On returning from India in December 1945, he found his family a house in Trevor Street, Knightsbridge, where he lives with his wife and their 15-year-old daughter Una. Knightsbridge is the fashionable quarter of London, but the Slims have no leaning towards a “fashionable” life. They like the theatres, “Because we've been starved of plays for so long.”
Above all, Slim's interests are in his children, Una is still at school and is “Insisting on becoming a vet. - she loves animals, you know”. John, aged 18, entered the Army a few months ago, and “The lad is already an inch taller than I am!” John's father did not start life in the Army. General Slim, now 55, left King Edward's Grammar School, Birmingham, to be a junior clerk – “In other words,” he says, “an office boy.” Then he became an elementary schoolmaster, and next, before he joined up in 1914, foreman of a testing gang in an engineering works and a junior N.C.O. In the Territorials.
From those early days Slim has developed three main hobbies – soldiering, tinkering with machinery, and literature. And he likes writing. In fact, he has always wanted to be a journalist, and his magazine articles show a decided flair for that profession. But he does not always find it easy to say what he wants to say in the forceful way he wants to say it, without first roughing out a draft; and he has been known to tell his friends that in his experience it is easier to be a good general than a good journalist.
His articles are not the only things Slim signs anonymously – the 14th Army's famous “flash” came from his pencil. He submitted the drawing anonymously in a competition open to all ranks, and won the £5 prize offered for the winning design.

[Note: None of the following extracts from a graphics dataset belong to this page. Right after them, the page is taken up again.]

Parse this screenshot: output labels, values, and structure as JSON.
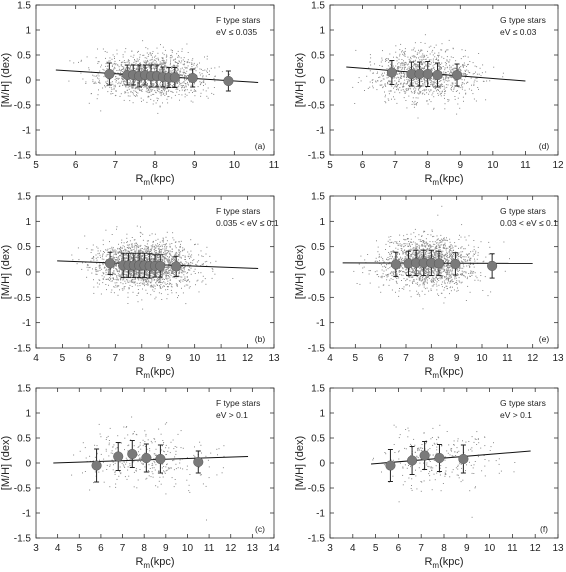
{
  "chart_data": [
    {
      "type": "scatter",
      "panel": "a",
      "annotation_line1": "F type stars",
      "annotation_line2": "eV ≤ 0.035",
      "panel_label": "(a)",
      "xlabel": "Rm(kpc)",
      "ylabel": "[M/H] (dex)",
      "xlim": [
        5,
        11
      ],
      "xticks": [
        "5",
        "6",
        "7",
        "8",
        "9",
        "10",
        "11"
      ],
      "ylim": [
        -1.5,
        1.5
      ],
      "yticks": [
        "-1.5",
        "-1",
        "-0.5",
        "0",
        "0.5",
        "1",
        "1.5"
      ],
      "cloud": {
        "x_min": 5.5,
        "x_max": 10.6,
        "x_center": 7.9,
        "x_sd": 0.65,
        "y_center": 0.08,
        "y_sd": 0.22,
        "count": 1400
      },
      "fit_line": {
        "x": [
          5.5,
          10.6
        ],
        "y": [
          0.2,
          -0.05
        ]
      },
      "binned_means": [
        {
          "x": 6.85,
          "y": 0.12,
          "err": 0.22
        },
        {
          "x": 7.3,
          "y": 0.1,
          "err": 0.2
        },
        {
          "x": 7.45,
          "y": 0.1,
          "err": 0.2
        },
        {
          "x": 7.6,
          "y": 0.08,
          "err": 0.22
        },
        {
          "x": 7.75,
          "y": 0.1,
          "err": 0.2
        },
        {
          "x": 7.9,
          "y": 0.08,
          "err": 0.22
        },
        {
          "x": 8.05,
          "y": 0.08,
          "err": 0.22
        },
        {
          "x": 8.2,
          "y": 0.06,
          "err": 0.2
        },
        {
          "x": 8.35,
          "y": 0.05,
          "err": 0.2
        },
        {
          "x": 8.5,
          "y": 0.05,
          "err": 0.2
        },
        {
          "x": 8.95,
          "y": 0.04,
          "err": 0.18
        },
        {
          "x": 9.85,
          "y": -0.02,
          "err": 0.2
        }
      ]
    },
    {
      "type": "scatter",
      "panel": "d",
      "annotation_line1": "G type stars",
      "annotation_line2": "eV ≤ 0.03",
      "panel_label": "(d)",
      "xlabel": "Rm(kpc)",
      "ylabel": "[M/H] (dex)",
      "xlim": [
        5,
        12
      ],
      "xticks": [
        "5",
        "6",
        "7",
        "8",
        "9",
        "10",
        "11",
        "12"
      ],
      "ylim": [
        -1.5,
        1.5
      ],
      "yticks": [
        "-1.5",
        "-1",
        "-0.5",
        "0",
        "0.5",
        "1",
        "1.5"
      ],
      "cloud": {
        "x_min": 5.5,
        "x_max": 11.0,
        "x_center": 7.9,
        "x_sd": 0.75,
        "y_center": 0.08,
        "y_sd": 0.24,
        "count": 1100
      },
      "fit_line": {
        "x": [
          5.5,
          11.0
        ],
        "y": [
          0.26,
          -0.02
        ]
      },
      "binned_means": [
        {
          "x": 6.9,
          "y": 0.15,
          "err": 0.24
        },
        {
          "x": 7.5,
          "y": 0.12,
          "err": 0.24
        },
        {
          "x": 7.75,
          "y": 0.12,
          "err": 0.24
        },
        {
          "x": 8.0,
          "y": 0.12,
          "err": 0.25
        },
        {
          "x": 8.3,
          "y": 0.1,
          "err": 0.24
        },
        {
          "x": 8.9,
          "y": 0.1,
          "err": 0.22
        }
      ]
    },
    {
      "type": "scatter",
      "panel": "b",
      "annotation_line1": "F type stars",
      "annotation_line2": "0.035 < eV ≤ 0.1",
      "panel_label": "(b)",
      "xlabel": "Rm(kpc)",
      "ylabel": "[M/H] (dex)",
      "xlim": [
        4,
        13
      ],
      "xticks": [
        "4",
        "5",
        "6",
        "7",
        "8",
        "9",
        "10",
        "11",
        "12",
        "13"
      ],
      "ylim": [
        -1.5,
        1.5
      ],
      "yticks": [
        "-1.5",
        "-1",
        "-0.5",
        "0",
        "0.5",
        "1",
        "1.5"
      ],
      "cloud": {
        "x_min": 4.6,
        "x_max": 12.2,
        "x_center": 8.1,
        "x_sd": 0.9,
        "y_center": 0.13,
        "y_sd": 0.22,
        "count": 2200
      },
      "fit_line": {
        "x": [
          4.8,
          12.4
        ],
        "y": [
          0.22,
          0.07
        ]
      },
      "binned_means": [
        {
          "x": 6.8,
          "y": 0.17,
          "err": 0.22
        },
        {
          "x": 7.3,
          "y": 0.13,
          "err": 0.24
        },
        {
          "x": 7.5,
          "y": 0.13,
          "err": 0.24
        },
        {
          "x": 7.7,
          "y": 0.13,
          "err": 0.24
        },
        {
          "x": 7.9,
          "y": 0.13,
          "err": 0.24
        },
        {
          "x": 8.1,
          "y": 0.13,
          "err": 0.24
        },
        {
          "x": 8.3,
          "y": 0.12,
          "err": 0.24
        },
        {
          "x": 8.5,
          "y": 0.12,
          "err": 0.22
        },
        {
          "x": 8.7,
          "y": 0.12,
          "err": 0.22
        },
        {
          "x": 9.3,
          "y": 0.11,
          "err": 0.2
        }
      ]
    },
    {
      "type": "scatter",
      "panel": "e",
      "annotation_line1": "G type stars",
      "annotation_line2": "0.03 < eV ≤ 0.1",
      "panel_label": "(e)",
      "xlabel": "Rm(kpc)",
      "ylabel": "[M/H] (dex)",
      "xlim": [
        4,
        13
      ],
      "xticks": [
        "4",
        "5",
        "6",
        "7",
        "8",
        "9",
        "10",
        "11",
        "12",
        "13"
      ],
      "ylim": [
        -1.5,
        1.5
      ],
      "yticks": [
        "-1.5",
        "-1",
        "-0.5",
        "0",
        "0.5",
        "1",
        "1.5"
      ],
      "cloud": {
        "x_min": 4.6,
        "x_max": 12.0,
        "x_center": 7.9,
        "x_sd": 0.95,
        "y_center": 0.16,
        "y_sd": 0.24,
        "count": 1700
      },
      "fit_line": {
        "x": [
          4.5,
          12.0
        ],
        "y": [
          0.18,
          0.17
        ]
      },
      "binned_means": [
        {
          "x": 6.6,
          "y": 0.15,
          "err": 0.24
        },
        {
          "x": 7.1,
          "y": 0.17,
          "err": 0.24
        },
        {
          "x": 7.4,
          "y": 0.18,
          "err": 0.25
        },
        {
          "x": 7.7,
          "y": 0.18,
          "err": 0.25
        },
        {
          "x": 8.0,
          "y": 0.18,
          "err": 0.25
        },
        {
          "x": 8.3,
          "y": 0.17,
          "err": 0.24
        },
        {
          "x": 8.95,
          "y": 0.16,
          "err": 0.22
        },
        {
          "x": 10.4,
          "y": 0.12,
          "err": 0.24
        }
      ]
    },
    {
      "type": "scatter",
      "panel": "c",
      "annotation_line1": "F type stars",
      "annotation_line2": "eV > 0.1",
      "panel_label": "(c)",
      "xlabel": "Rm(kpc)",
      "ylabel": "[M/H] (dex)",
      "xlim": [
        3,
        14
      ],
      "xticks": [
        "3",
        "4",
        "5",
        "6",
        "7",
        "8",
        "9",
        "10",
        "11",
        "12",
        "13",
        "14"
      ],
      "ylim": [
        -1.5,
        1.5
      ],
      "yticks": [
        "-1.5",
        "-1",
        "-0.5",
        "0",
        "0.5",
        "1",
        "1.5"
      ],
      "cloud": {
        "x_min": 4.0,
        "x_max": 12.8,
        "x_center": 8.0,
        "x_sd": 1.5,
        "y_center": 0.08,
        "y_sd": 0.28,
        "count": 330
      },
      "fit_line": {
        "x": [
          3.8,
          12.8
        ],
        "y": [
          0.0,
          0.13
        ]
      },
      "binned_means": [
        {
          "x": 5.8,
          "y": -0.05,
          "err": 0.33
        },
        {
          "x": 6.8,
          "y": 0.13,
          "err": 0.28
        },
        {
          "x": 7.45,
          "y": 0.18,
          "err": 0.27
        },
        {
          "x": 8.1,
          "y": 0.1,
          "err": 0.28
        },
        {
          "x": 8.75,
          "y": 0.08,
          "err": 0.28
        },
        {
          "x": 10.5,
          "y": 0.02,
          "err": 0.22
        }
      ]
    },
    {
      "type": "scatter",
      "panel": "f",
      "annotation_line1": "G type stars",
      "annotation_line2": "eV > 0.1",
      "panel_label": "(f)",
      "xlabel": "Rm(kpc)",
      "ylabel": "[M/H] (dex)",
      "xlim": [
        3,
        13
      ],
      "xticks": [
        "3",
        "4",
        "5",
        "6",
        "7",
        "8",
        "9",
        "10",
        "11",
        "12",
        "13"
      ],
      "ylim": [
        -1.5,
        1.5
      ],
      "yticks": [
        "-1.5",
        "-1",
        "-0.5",
        "0",
        "0.5",
        "1",
        "1.5"
      ],
      "cloud": {
        "x_min": 4.8,
        "x_max": 11.8,
        "x_center": 7.6,
        "x_sd": 1.3,
        "y_center": 0.08,
        "y_sd": 0.28,
        "count": 280
      },
      "fit_line": {
        "x": [
          4.8,
          11.8
        ],
        "y": [
          -0.02,
          0.24
        ]
      },
      "binned_means": [
        {
          "x": 5.65,
          "y": -0.05,
          "err": 0.32
        },
        {
          "x": 6.6,
          "y": 0.05,
          "err": 0.28
        },
        {
          "x": 7.15,
          "y": 0.15,
          "err": 0.28
        },
        {
          "x": 7.8,
          "y": 0.1,
          "err": 0.27
        },
        {
          "x": 8.85,
          "y": 0.08,
          "err": 0.28
        }
      ]
    }
  ],
  "colors": {
    "dots": "#8a8a8a",
    "marker": "#7a7a7a",
    "axis": "#333333",
    "line": "#111111"
  }
}
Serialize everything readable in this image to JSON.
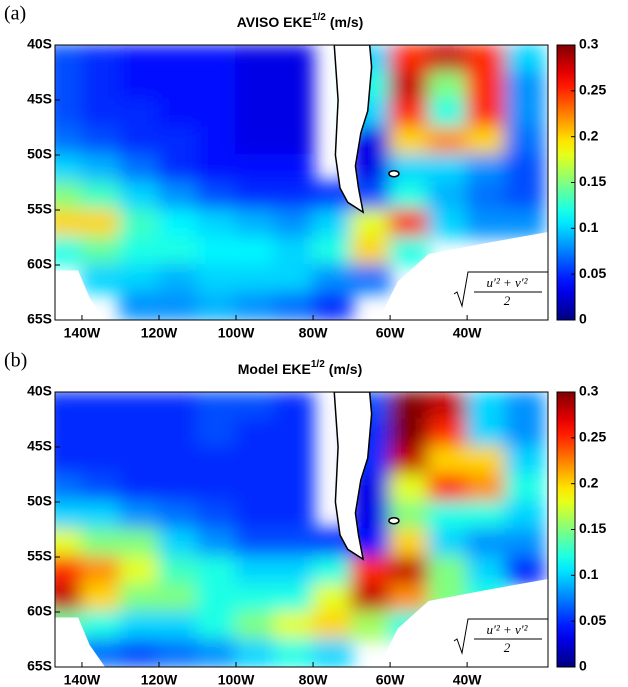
{
  "chart_data": [
    {
      "type": "heatmap",
      "panel_label": "(a)",
      "title": "AVISO EKE",
      "title_superscript": "1/2",
      "title_units": "(m/s)",
      "colormap": "jet",
      "x": [
        -145,
        -135,
        -125,
        -115,
        -105,
        -95,
        -85,
        -75,
        -65,
        -55,
        -45,
        -35,
        -25
      ],
      "y": [
        -41.25,
        -43.75,
        -46.25,
        -48.75,
        -51.25,
        -53.75,
        -56.25,
        -58.75,
        -61.25,
        -63.75
      ],
      "values": [
        [
          0.06,
          0.05,
          0.04,
          0.04,
          0.04,
          0.03,
          0.03,
          null,
          0.1,
          0.25,
          0.28,
          0.25,
          0.1
        ],
        [
          0.06,
          0.05,
          0.04,
          0.04,
          0.04,
          0.03,
          0.03,
          null,
          0.12,
          0.28,
          0.15,
          0.25,
          0.08
        ],
        [
          0.06,
          0.05,
          0.05,
          0.04,
          0.04,
          0.03,
          0.03,
          null,
          0.1,
          0.25,
          0.12,
          0.25,
          0.08
        ],
        [
          0.07,
          0.06,
          0.05,
          0.05,
          0.04,
          0.03,
          0.03,
          null,
          0.03,
          0.2,
          0.22,
          0.2,
          0.07
        ],
        [
          0.1,
          0.09,
          0.07,
          0.05,
          0.04,
          0.04,
          0.04,
          null,
          0.03,
          0.1,
          0.1,
          0.08,
          0.06
        ],
        [
          0.15,
          0.13,
          0.1,
          0.08,
          0.06,
          0.05,
          0.05,
          0.05,
          0.06,
          0.12,
          0.09,
          0.07,
          0.06
        ],
        [
          0.2,
          0.2,
          0.13,
          0.11,
          0.1,
          0.09,
          0.08,
          0.1,
          0.18,
          0.25,
          0.1,
          0.08,
          0.08
        ],
        [
          0.12,
          0.14,
          0.12,
          0.12,
          0.11,
          0.11,
          0.1,
          0.12,
          0.2,
          0.12,
          null,
          null,
          null
        ],
        [
          null,
          0.1,
          0.1,
          0.09,
          0.1,
          0.1,
          0.1,
          0.08,
          0.07,
          null,
          null,
          null,
          null
        ],
        [
          null,
          null,
          0.08,
          0.08,
          0.09,
          0.08,
          0.07,
          0.05,
          null,
          null,
          null,
          null,
          null
        ]
      ],
      "xlim": [
        -147,
        -19
      ],
      "ylim": [
        -65,
        -40
      ],
      "xticks": [
        {
          "value": -140,
          "label": "140W"
        },
        {
          "value": -120,
          "label": "120W"
        },
        {
          "value": -100,
          "label": "100W"
        },
        {
          "value": -80,
          "label": "80W"
        },
        {
          "value": -60,
          "label": "60W"
        },
        {
          "value": -40,
          "label": "40W"
        }
      ],
      "yticks": [
        {
          "value": -40,
          "label": "40S"
        },
        {
          "value": -45,
          "label": "45S"
        },
        {
          "value": -50,
          "label": "50S"
        },
        {
          "value": -55,
          "label": "55S"
        },
        {
          "value": -60,
          "label": "60S"
        },
        {
          "value": -65,
          "label": "65S"
        }
      ],
      "clim": [
        0,
        0.3
      ],
      "cticks": [
        0,
        0.05,
        0.1,
        0.15,
        0.2,
        0.25,
        0.3
      ],
      "annotation_numerator": "u′² + v′²",
      "annotation_denominator": "2"
    },
    {
      "type": "heatmap",
      "panel_label": "(b)",
      "title": "Model EKE",
      "title_superscript": "1/2",
      "title_units": "(m/s)",
      "colormap": "jet",
      "x": [
        -145,
        -135,
        -125,
        -115,
        -105,
        -95,
        -85,
        -75,
        -65,
        -55,
        -45,
        -35,
        -25
      ],
      "y": [
        -41.25,
        -43.75,
        -46.25,
        -48.75,
        -51.25,
        -53.75,
        -56.25,
        -58.75,
        -61.25,
        -63.75
      ],
      "values": [
        [
          0.05,
          0.05,
          0.05,
          0.05,
          0.06,
          0.06,
          0.05,
          null,
          0.06,
          0.3,
          0.28,
          0.1,
          0.08
        ],
        [
          0.05,
          0.05,
          0.05,
          0.05,
          0.06,
          0.05,
          0.05,
          null,
          0.05,
          0.3,
          0.25,
          0.1,
          0.08
        ],
        [
          0.05,
          0.05,
          0.05,
          0.05,
          0.05,
          0.05,
          0.05,
          null,
          0.05,
          0.28,
          0.2,
          0.2,
          0.1
        ],
        [
          0.07,
          0.06,
          0.05,
          0.05,
          0.05,
          0.05,
          0.05,
          null,
          0.03,
          0.18,
          0.25,
          0.22,
          0.12
        ],
        [
          0.1,
          0.1,
          0.08,
          0.07,
          0.06,
          0.05,
          0.05,
          null,
          0.03,
          0.15,
          0.12,
          0.12,
          0.1
        ],
        [
          0.18,
          0.15,
          0.15,
          0.1,
          0.08,
          0.06,
          0.06,
          0.05,
          0.04,
          0.2,
          0.1,
          0.08,
          0.08
        ],
        [
          0.25,
          0.22,
          0.18,
          0.13,
          0.12,
          0.1,
          0.1,
          0.12,
          0.25,
          0.28,
          0.15,
          0.1,
          0.05
        ],
        [
          0.28,
          0.2,
          0.15,
          0.15,
          0.12,
          0.12,
          0.12,
          0.18,
          0.28,
          0.22,
          0.15,
          0.12,
          null
        ],
        [
          0.14,
          0.12,
          0.1,
          0.1,
          0.12,
          0.15,
          0.18,
          0.2,
          0.16,
          0.12,
          null,
          null,
          null
        ],
        [
          0.08,
          0.07,
          0.06,
          0.07,
          0.08,
          0.1,
          0.12,
          0.1,
          null,
          null,
          null,
          null,
          null
        ]
      ],
      "xlim": [
        -147,
        -19
      ],
      "ylim": [
        -65,
        -40
      ],
      "xticks": [
        {
          "value": -140,
          "label": "140W"
        },
        {
          "value": -120,
          "label": "120W"
        },
        {
          "value": -100,
          "label": "100W"
        },
        {
          "value": -80,
          "label": "80W"
        },
        {
          "value": -60,
          "label": "60W"
        },
        {
          "value": -40,
          "label": "40W"
        }
      ],
      "yticks": [
        {
          "value": -40,
          "label": "40S"
        },
        {
          "value": -45,
          "label": "45S"
        },
        {
          "value": -50,
          "label": "50S"
        },
        {
          "value": -55,
          "label": "55S"
        },
        {
          "value": -60,
          "label": "60S"
        },
        {
          "value": -65,
          "label": "65S"
        }
      ],
      "clim": [
        0,
        0.3
      ],
      "cticks": [
        0,
        0.05,
        0.1,
        0.15,
        0.2,
        0.25,
        0.3
      ],
      "annotation_numerator": "u′² + v′²",
      "annotation_denominator": "2"
    }
  ]
}
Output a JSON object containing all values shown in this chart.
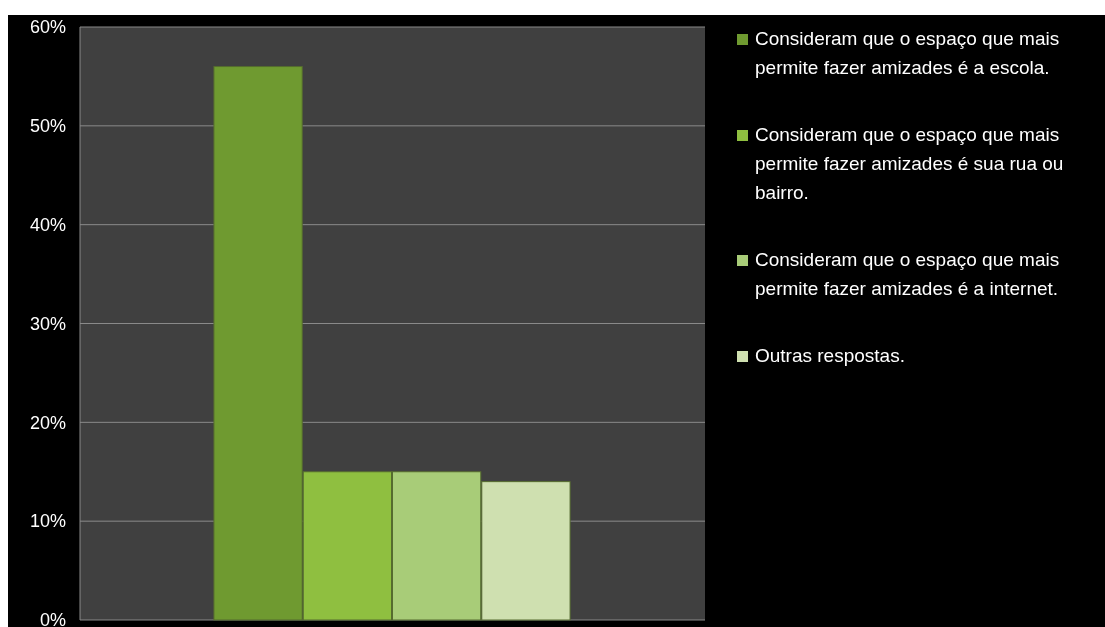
{
  "chart_data": {
    "type": "bar",
    "categories": [
      null
    ],
    "series": [
      {
        "name": "Consideram que o espaço que mais permite fazer amizades é a escola.",
        "color": "#6f9a30",
        "values": [
          56
        ]
      },
      {
        "name": "Consideram que o espaço que mais permite fazer amizades é sua rua ou bairro.",
        "color": "#8fbf40",
        "values": [
          15
        ]
      },
      {
        "name": "Consideram que o espaço que mais permite fazer amizades é a internet.",
        "color": "#a8cc78",
        "values": [
          15
        ]
      },
      {
        "name": "Outras respostas.",
        "color": "#cfe0b0",
        "values": [
          14
        ]
      }
    ],
    "ylim": [
      0,
      60
    ],
    "yticks": [
      {
        "value": 0,
        "label": "0%"
      },
      {
        "value": 10,
        "label": "10%"
      },
      {
        "value": 20,
        "label": "20%"
      },
      {
        "value": 30,
        "label": "30%"
      },
      {
        "value": 40,
        "label": "40%"
      },
      {
        "value": 50,
        "label": "50%"
      },
      {
        "value": 60,
        "label": "60%"
      }
    ],
    "grid": "y",
    "legend": "right"
  }
}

Both Sir William and Lady Slim like the peace and quiet of the country, and on returning from India one of the first things they did was to leave London for a district where, as Lady Slim said, “We can just sit.” Slim himself likes to punctuate his “sitting” with sharp walks, and possibly a little shooting: he is reputed to be a good shot. Sometimes they take Una to see William Slim's 94-year-old mother in Birmingham. She has seen little of her granddaughter during the last seven or so years, and less of her son.
Such is the home life of the man who drove the Japs out of Burma. When he is in uniform you known at once that here is a leader among men. But when he sits in his study writing, with thin-framed spectacles halfway down his nose, his appearance is more that of a kindly schoolmaster than a solider whose name has gained world renown.